Il disegno di legge n. 1611, dai più conosciuto come “legge bavaglio” contro le intercettazioni, mette in gravissimo pericolo la libertà di informazione sul web e l’esistenza di tutti i blog e i siti che in Italia cercano di fare un’informazione alternativa.

Per i siti informatici, ivi

compresi i giornali quotidiani e periodici diffusi per via telematica, le dichiarazioni o le
rettifiche sono pubblicate, entro quarantotto
ore dalla richiesta, con le stesse caratteristiche grafiche, la stessa metodologia di accesso al sito e la stessa visibilita` della notizia
cui si riferiscono."

Nel simpatico disegno che vuol porre fine alle intercettazioni (chissà come mai i politici ne hanno così tanta paura, eh?), al comma 29 dell’articolo 1, appare una norma che è destinata a distruggere gli ultimi scampoli di libertà che ci rimangono in rete. In pratica, se dovesse essere approvato (ma vista la fretta dell’esecutivo di pararsi il didietro, questo accadrà), obbligherà ogni blogger, autore o semplice utente a rettificare il contenuto pubblicato semplicemente dietro una segnalazione del diretto interessato.

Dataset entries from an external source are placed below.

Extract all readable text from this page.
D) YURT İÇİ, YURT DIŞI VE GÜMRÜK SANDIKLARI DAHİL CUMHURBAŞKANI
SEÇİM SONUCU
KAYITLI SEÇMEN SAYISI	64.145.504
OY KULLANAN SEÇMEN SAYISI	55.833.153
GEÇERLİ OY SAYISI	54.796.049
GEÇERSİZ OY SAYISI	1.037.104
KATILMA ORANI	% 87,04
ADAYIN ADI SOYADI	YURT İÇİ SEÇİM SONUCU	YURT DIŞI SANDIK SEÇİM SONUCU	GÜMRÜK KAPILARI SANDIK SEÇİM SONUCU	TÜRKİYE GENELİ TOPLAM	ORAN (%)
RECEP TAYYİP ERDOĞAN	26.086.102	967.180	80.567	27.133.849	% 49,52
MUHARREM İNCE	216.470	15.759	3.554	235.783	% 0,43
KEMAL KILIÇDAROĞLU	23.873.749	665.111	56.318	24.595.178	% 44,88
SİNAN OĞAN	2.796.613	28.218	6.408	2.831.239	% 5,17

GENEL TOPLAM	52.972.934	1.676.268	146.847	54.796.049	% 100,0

Se già in passato lo strumento della querela (abusato e stra-abusato) teneva i bloggers con il fiato sospeso e il terrore di finire in tribunale (causa penale, ricordiamolo) per aver espresso una semplice opinione (con nessun “rischio” per la parte in causa, che quindi poteva querelare quanto voleva), adesso non servirà neanche tutta la trafila. O arriva la rettifica in 48 ore, oppure multe salatissime fino a 12.000 euro. Capirete che è nient’altro che un bavaglio, una censura assoluta che mette in pericolo qualsiasi contenuto online. Fermo restando che è sacrosanto il diritto di sentirsi diffamati e di ricorrere agli organi per difendersi da dichiarazioni false, sbagliate o offensive, ed è giusto che le persone siano tutelate in qualche modo, è sconvolgente l’idea che basterà segnalare qualsiasi contenuto per farlo rimuovere-rettificare in tempi rapidissimi, e senza discussioni.

Rimane ancora l’equiparazione tra blog e prodotti editoriali classici, che è forse a monte il primo problema da risolvere. Da un lato media che hanno dietro finanziamenti, protezioni sindacali, copertura legale, dall’altro i semplici cittadini (spesso giovani) che esprimono le loro opinioni, che raccontano delle storie, sprovvisti di alcun tipo di tutela. Capirete anche voi che “minacciare” velatamente un blog è semplice. Mentre un quotidiano, ad esempio, alla querela/richiesta di rettifica si mette lì e analizza, decide, si tutela, il blogger di turno è già attualmente costretto a battere in ritirata se non si vuole trovare a spendere denaro e tempo appresso ad una causa.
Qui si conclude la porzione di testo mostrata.